Q2. Are there alternative tools for differential abundance analysis that support paired testing?
While looking for answers for Q1, I came across a number of different tools that could potentially be used instead of ANCOM. Of course, I understand that these tools do not necessarily output the same type of differential abundance analysis as ANCOM.

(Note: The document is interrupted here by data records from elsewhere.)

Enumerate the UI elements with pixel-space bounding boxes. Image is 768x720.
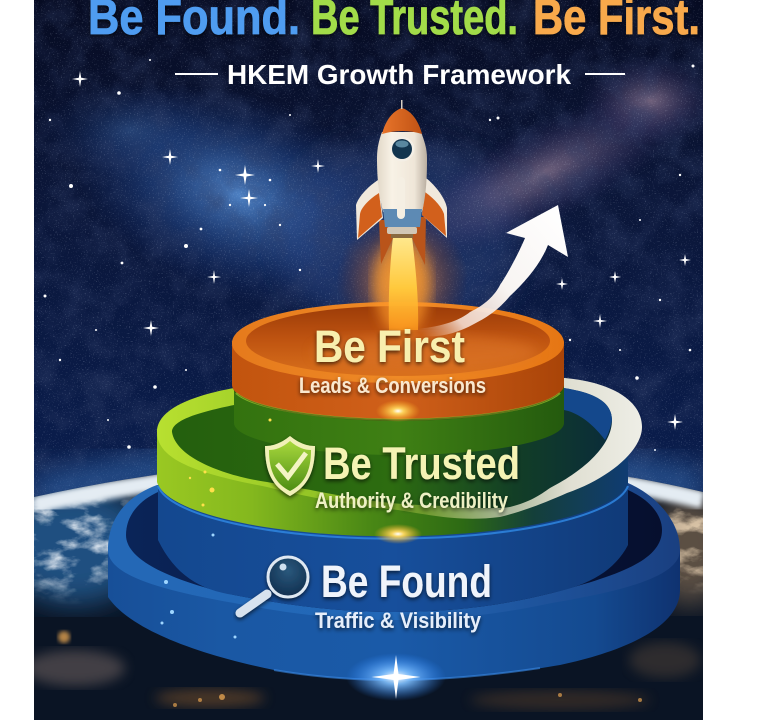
stars bbox=[44, 59, 694, 451]
horizon glow above earth bbox=[34, 453, 703, 493]
label: Be Trusted: Authority & Credibility bbox=[315, 488, 509, 513]
icon: magnifying glass bbox=[240, 557, 308, 613]
label: Be Trusted: Be Trusted bbox=[323, 438, 520, 489]
rocket bbox=[356, 100, 447, 265]
label: Be First: Be First bbox=[314, 321, 465, 372]
flame glow behind rocket bbox=[342, 224, 462, 304]
starry sky background bbox=[34, 0, 703, 497]
tier: Be Found blue ring bbox=[108, 470, 680, 680]
icon: shield with check bbox=[265, 436, 315, 496]
flare: green tier bbox=[374, 524, 422, 544]
tier: Be Trusted green ring bbox=[157, 378, 642, 539]
title bbox=[88, 0, 699, 39]
label: Be First bbox=[299, 321, 486, 398]
label: Be Found: Be Found bbox=[321, 556, 492, 607]
label: Be Found: Traffic & Visibility bbox=[315, 608, 482, 633]
nebula clouds bbox=[34, 0, 720, 500]
label: Be Found bbox=[315, 556, 492, 633]
upward growth arrow bbox=[417, 205, 568, 336]
label: Be First: Leads & Conversions bbox=[299, 373, 486, 398]
rocket flame bbox=[374, 235, 430, 335]
tier: Be First orange ring bbox=[232, 302, 564, 421]
flare: orange tier bbox=[378, 401, 418, 422]
earth bbox=[34, 474, 703, 720]
label: Be Trusted bbox=[315, 438, 520, 513]
subtitle with rules: HKEM Growth Framework bbox=[227, 59, 571, 90]
flare: blue tier bbox=[346, 653, 446, 701]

Here is the list of alternative tools I found so far:
-
There is this
qiime longitudinal pairwise-differences
command which I didn't know before, but apparently runs paired testing for one specific taxon at a time. I reckon this runs the Wilcoxon signed-rank test under the hood, similar to what I did manually above. However, it seems like you're not supposed to abuse this command and run this for all taxa in your dataset because @Nicholas_Bokulich wrote in the post Compare more taxa simultaneously using pairwise-difference:Not possible in QIIME 2. We do not make this more convenient because the Wilcoxon test used in that action is not really appropriate for compositional microbiome data (has a high false-positive error rate).
-
There is a QIIME 2 plugin called Gneiss which performs differential abundance analysis using what's known as "balances". From my understanding, this is fundamentally different from ANCOM but is still useful for exploring differential abundance between two or more groups. However, it seems like Gneiss does not support pairwise comparison either according to the post Pairwise ANCOM and Gneiss, filtering and interpretation. In this post, @mortonjt wrote:
With Gneiss, if you have n groups, you can run n-1 tests (by keeping one category as a reference) - but not pairwise comparisons (see explanation here ). I believe this is also the case with ANCOM2 since it is also using linear models underneath the hood.
-
There are some other tools that got mentioned along my journey like DESeq2 and LEfSe. However, I wanted to ask the QIIME 2 community before digging in deeper on those tools. Plus, it seems like DESeq2 is primarily designed for differential expression analysis from RNAseq data and LEfSe is not a QIIME 2 plugin.
Conclusion
If you read this far, I really appreciate you taking time for me. I hope I'm not the only one who's curious about differential abundance analysis with paired testing. Looking forward to hearing everyone's thoughts!